The graphic below accompanies a prominent story online about the types of natural disasters that kill Americans — it is an important topic, but the assortment of pies seem to obfuscate rather than clarify the story. My thought was that E.T. and followers would have useful ideas on how to improve the presentation and eliminate the pies.
I would disaggregate the data in the map J. Jenks posted, and plot instead one small dot
for each incidence, in an appropriate color. I would expect to see features of the
landscape become visible: a wandering line of blue dots should show the Mississippi
River’s flood plains, and clusters of brown dots should show cities along California’s
fault lines.
Instead of using the full range of gray for SMR, I’d tone it down to minimal effective
steps from white, to make plotted, colored dots more consistently visible. It’s probably
still worth coloring in the entire region, if the SMR data is averaged over the region.
I’d move the colors for Tornado and Other to the dark end of gray, or select additional
basic colors, such as red and black. I’d generally reshuffle colors so that the events
which are most common (severe weather, winter weather, other) have cool, pastel colors,
since there are many data points, and infrequent or strictly regional events
(geophysical, lightning, tornado) have stronger colors to draw attention.

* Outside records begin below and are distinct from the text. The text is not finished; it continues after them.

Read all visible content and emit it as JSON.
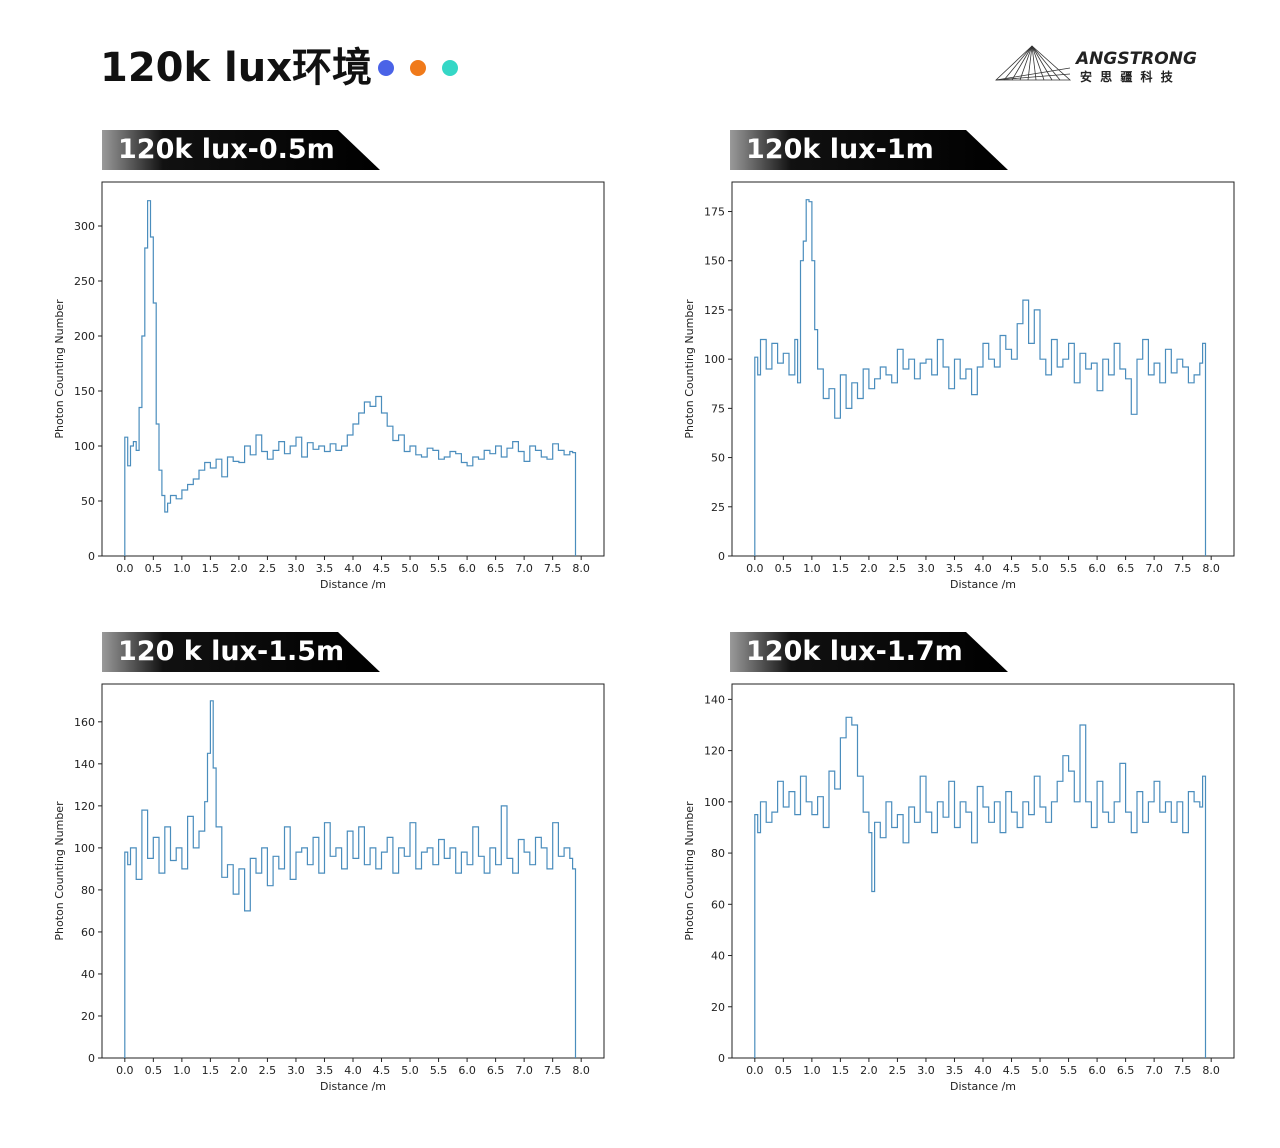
{
  "page": {
    "title": "120k lux环境",
    "dot_colors": [
      "#4a63e7",
      "#f07a1a",
      "#35d7c6"
    ]
  },
  "logo": {
    "brand": "ANGSTRONG",
    "tagline": "安 思 疆 科 技"
  },
  "chart_data": [
    {
      "type": "line",
      "panel_label": "120k lux-0.5m",
      "xlabel": "Distance /m",
      "ylabel": "Photon Counting Number",
      "xlim": [
        -0.4,
        8.4
      ],
      "ylim": [
        0,
        340
      ],
      "xticks": [
        0.0,
        0.5,
        1.0,
        1.5,
        2.0,
        2.5,
        3.0,
        3.5,
        4.0,
        4.5,
        5.0,
        5.5,
        6.0,
        6.5,
        7.0,
        7.5,
        8.0
      ],
      "yticks": [
        0,
        50,
        100,
        150,
        200,
        250,
        300
      ],
      "series": [
        {
          "color": "#4a8dbd",
          "x": [
            0.0,
            0.05,
            0.1,
            0.15,
            0.2,
            0.25,
            0.3,
            0.35,
            0.4,
            0.45,
            0.5,
            0.55,
            0.6,
            0.65,
            0.7,
            0.75,
            0.8,
            0.9,
            1.0,
            1.1,
            1.2,
            1.3,
            1.4,
            1.5,
            1.6,
            1.7,
            1.8,
            1.9,
            2.0,
            2.1,
            2.2,
            2.3,
            2.4,
            2.5,
            2.6,
            2.7,
            2.8,
            2.9,
            3.0,
            3.1,
            3.2,
            3.3,
            3.4,
            3.5,
            3.6,
            3.7,
            3.8,
            3.9,
            4.0,
            4.1,
            4.2,
            4.3,
            4.4,
            4.5,
            4.6,
            4.7,
            4.8,
            4.9,
            5.0,
            5.1,
            5.2,
            5.3,
            5.4,
            5.5,
            5.6,
            5.7,
            5.8,
            5.9,
            6.0,
            6.1,
            6.2,
            6.3,
            6.4,
            6.5,
            6.6,
            6.7,
            6.8,
            6.9,
            7.0,
            7.1,
            7.2,
            7.3,
            7.4,
            7.5,
            7.6,
            7.7,
            7.8,
            7.85,
            7.9
          ],
          "y": [
            108,
            82,
            100,
            104,
            96,
            135,
            200,
            280,
            323,
            290,
            230,
            120,
            78,
            55,
            40,
            48,
            55,
            52,
            60,
            65,
            70,
            78,
            85,
            80,
            88,
            72,
            90,
            86,
            85,
            100,
            92,
            110,
            95,
            88,
            96,
            104,
            93,
            100,
            108,
            90,
            103,
            97,
            100,
            95,
            102,
            96,
            100,
            110,
            120,
            130,
            140,
            136,
            145,
            130,
            118,
            105,
            110,
            95,
            100,
            92,
            90,
            98,
            96,
            88,
            90,
            95,
            93,
            85,
            82,
            90,
            88,
            96,
            93,
            100,
            90,
            98,
            104,
            95,
            86,
            100,
            96,
            90,
            88,
            102,
            96,
            92,
            95,
            94,
            0
          ]
        }
      ]
    },
    {
      "type": "line",
      "panel_label": "120k lux-1m",
      "xlabel": "Distance /m",
      "ylabel": "Photon Counting Number",
      "xlim": [
        -0.4,
        8.4
      ],
      "ylim": [
        0,
        190
      ],
      "xticks": [
        0.0,
        0.5,
        1.0,
        1.5,
        2.0,
        2.5,
        3.0,
        3.5,
        4.0,
        4.5,
        5.0,
        5.5,
        6.0,
        6.5,
        7.0,
        7.5,
        8.0
      ],
      "yticks": [
        0,
        25,
        50,
        75,
        100,
        125,
        150,
        175
      ],
      "series": [
        {
          "color": "#4a8dbd",
          "x": [
            0.0,
            0.05,
            0.1,
            0.2,
            0.3,
            0.4,
            0.5,
            0.6,
            0.7,
            0.75,
            0.8,
            0.85,
            0.9,
            0.95,
            1.0,
            1.05,
            1.1,
            1.2,
            1.3,
            1.4,
            1.5,
            1.6,
            1.7,
            1.8,
            1.9,
            2.0,
            2.1,
            2.2,
            2.3,
            2.4,
            2.5,
            2.6,
            2.7,
            2.8,
            2.9,
            3.0,
            3.1,
            3.2,
            3.3,
            3.4,
            3.5,
            3.6,
            3.7,
            3.8,
            3.9,
            4.0,
            4.1,
            4.2,
            4.3,
            4.4,
            4.5,
            4.6,
            4.7,
            4.8,
            4.9,
            5.0,
            5.1,
            5.2,
            5.3,
            5.4,
            5.5,
            5.6,
            5.7,
            5.8,
            5.9,
            6.0,
            6.1,
            6.2,
            6.3,
            6.4,
            6.5,
            6.6,
            6.7,
            6.8,
            6.9,
            7.0,
            7.1,
            7.2,
            7.3,
            7.4,
            7.5,
            7.6,
            7.7,
            7.8,
            7.85,
            7.9
          ],
          "y": [
            101,
            92,
            110,
            95,
            108,
            98,
            103,
            92,
            110,
            88,
            150,
            160,
            181,
            180,
            150,
            115,
            95,
            80,
            85,
            70,
            92,
            75,
            88,
            80,
            95,
            85,
            90,
            96,
            92,
            88,
            105,
            95,
            100,
            90,
            98,
            100,
            92,
            110,
            96,
            85,
            100,
            90,
            95,
            82,
            96,
            108,
            100,
            96,
            112,
            105,
            100,
            118,
            130,
            108,
            125,
            100,
            92,
            110,
            96,
            100,
            108,
            88,
            103,
            95,
            98,
            84,
            100,
            92,
            108,
            95,
            90,
            72,
            100,
            110,
            92,
            98,
            88,
            105,
            93,
            100,
            96,
            88,
            92,
            98,
            108,
            0
          ]
        }
      ]
    },
    {
      "type": "line",
      "panel_label": "120 k lux-1.5m",
      "xlabel": "Distance /m",
      "ylabel": "Photon Counting Number",
      "xlim": [
        -0.4,
        8.4
      ],
      "ylim": [
        0,
        178
      ],
      "xticks": [
        0.0,
        0.5,
        1.0,
        1.5,
        2.0,
        2.5,
        3.0,
        3.5,
        4.0,
        4.5,
        5.0,
        5.5,
        6.0,
        6.5,
        7.0,
        7.5,
        8.0
      ],
      "yticks": [
        0,
        20,
        40,
        60,
        80,
        100,
        120,
        140,
        160
      ],
      "series": [
        {
          "color": "#4a8dbd",
          "x": [
            0.0,
            0.05,
            0.1,
            0.2,
            0.3,
            0.4,
            0.5,
            0.6,
            0.7,
            0.8,
            0.9,
            1.0,
            1.1,
            1.2,
            1.3,
            1.4,
            1.45,
            1.5,
            1.55,
            1.6,
            1.7,
            1.8,
            1.9,
            2.0,
            2.1,
            2.2,
            2.3,
            2.4,
            2.5,
            2.6,
            2.7,
            2.8,
            2.9,
            3.0,
            3.1,
            3.2,
            3.3,
            3.4,
            3.5,
            3.6,
            3.7,
            3.8,
            3.9,
            4.0,
            4.1,
            4.2,
            4.3,
            4.4,
            4.5,
            4.6,
            4.7,
            4.8,
            4.9,
            5.0,
            5.1,
            5.2,
            5.3,
            5.4,
            5.5,
            5.6,
            5.7,
            5.8,
            5.9,
            6.0,
            6.1,
            6.2,
            6.3,
            6.4,
            6.5,
            6.6,
            6.7,
            6.8,
            6.9,
            7.0,
            7.1,
            7.2,
            7.3,
            7.4,
            7.5,
            7.6,
            7.7,
            7.8,
            7.85,
            7.9
          ],
          "y": [
            98,
            92,
            100,
            85,
            118,
            95,
            105,
            88,
            110,
            94,
            100,
            90,
            115,
            100,
            108,
            122,
            145,
            170,
            138,
            110,
            86,
            92,
            78,
            90,
            70,
            95,
            88,
            100,
            82,
            96,
            90,
            110,
            85,
            98,
            100,
            92,
            105,
            88,
            112,
            96,
            100,
            90,
            108,
            95,
            110,
            92,
            100,
            90,
            98,
            105,
            88,
            100,
            96,
            112,
            90,
            98,
            100,
            92,
            104,
            95,
            100,
            88,
            98,
            92,
            110,
            96,
            88,
            100,
            92,
            120,
            95,
            88,
            104,
            98,
            92,
            105,
            100,
            90,
            112,
            96,
            100,
            95,
            90,
            0
          ]
        }
      ]
    },
    {
      "type": "line",
      "panel_label": "120k lux-1.7m",
      "xlabel": "Distance /m",
      "ylabel": "Photon Counting Number",
      "xlim": [
        -0.4,
        8.4
      ],
      "ylim": [
        0,
        146
      ],
      "xticks": [
        0.0,
        0.5,
        1.0,
        1.5,
        2.0,
        2.5,
        3.0,
        3.5,
        4.0,
        4.5,
        5.0,
        5.5,
        6.0,
        6.5,
        7.0,
        7.5,
        8.0
      ],
      "yticks": [
        0,
        20,
        40,
        60,
        80,
        100,
        120,
        140
      ],
      "series": [
        {
          "color": "#4a8dbd",
          "x": [
            0.0,
            0.05,
            0.1,
            0.2,
            0.3,
            0.4,
            0.5,
            0.6,
            0.7,
            0.8,
            0.9,
            1.0,
            1.1,
            1.2,
            1.3,
            1.4,
            1.5,
            1.6,
            1.7,
            1.8,
            1.9,
            2.0,
            2.05,
            2.1,
            2.2,
            2.3,
            2.4,
            2.5,
            2.6,
            2.7,
            2.8,
            2.9,
            3.0,
            3.1,
            3.2,
            3.3,
            3.4,
            3.5,
            3.6,
            3.7,
            3.8,
            3.9,
            4.0,
            4.1,
            4.2,
            4.3,
            4.4,
            4.5,
            4.6,
            4.7,
            4.8,
            4.9,
            5.0,
            5.1,
            5.2,
            5.3,
            5.4,
            5.5,
            5.6,
            5.7,
            5.8,
            5.9,
            6.0,
            6.1,
            6.2,
            6.3,
            6.4,
            6.5,
            6.6,
            6.7,
            6.8,
            6.9,
            7.0,
            7.1,
            7.2,
            7.3,
            7.4,
            7.5,
            7.6,
            7.7,
            7.8,
            7.85,
            7.9
          ],
          "y": [
            95,
            88,
            100,
            92,
            96,
            108,
            98,
            104,
            95,
            110,
            100,
            95,
            102,
            90,
            112,
            105,
            125,
            133,
            130,
            110,
            96,
            88,
            65,
            92,
            86,
            100,
            90,
            95,
            84,
            98,
            92,
            110,
            96,
            88,
            100,
            94,
            108,
            90,
            100,
            96,
            84,
            106,
            98,
            92,
            100,
            88,
            104,
            96,
            90,
            100,
            95,
            110,
            98,
            92,
            100,
            108,
            118,
            112,
            100,
            130,
            100,
            90,
            108,
            96,
            92,
            100,
            115,
            96,
            88,
            104,
            92,
            100,
            108,
            96,
            100,
            92,
            100,
            88,
            104,
            100,
            98,
            110,
            0
          ]
        }
      ]
    }
  ]
}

If the only thing worse than a pie chart is lots of them, then I think I’ve discovered that the only thing worse than lots of them, is half of one.
This example comes from a performance management review. The key result areas are weighted out of 100%, and a score is calculated in the table at right. The example total given is 93. The writer is then instructed to place the score total in the chart. Where the score lands will decide whether the employee has failed to meet expectations (FM) through to Far Exceeding Expectations (FE).
Note, how a score in the table (with an apparent maximum of 100), when transferred to the pie, becomes a percentage, but not out of 100!!
How does one calculate a lie factor in a pie chart when the proportions are seemingly equal but the numerical data is not mathematically sound. Is it possible to calculate, or is calculating the lie factor restricted to other types of graphical representation?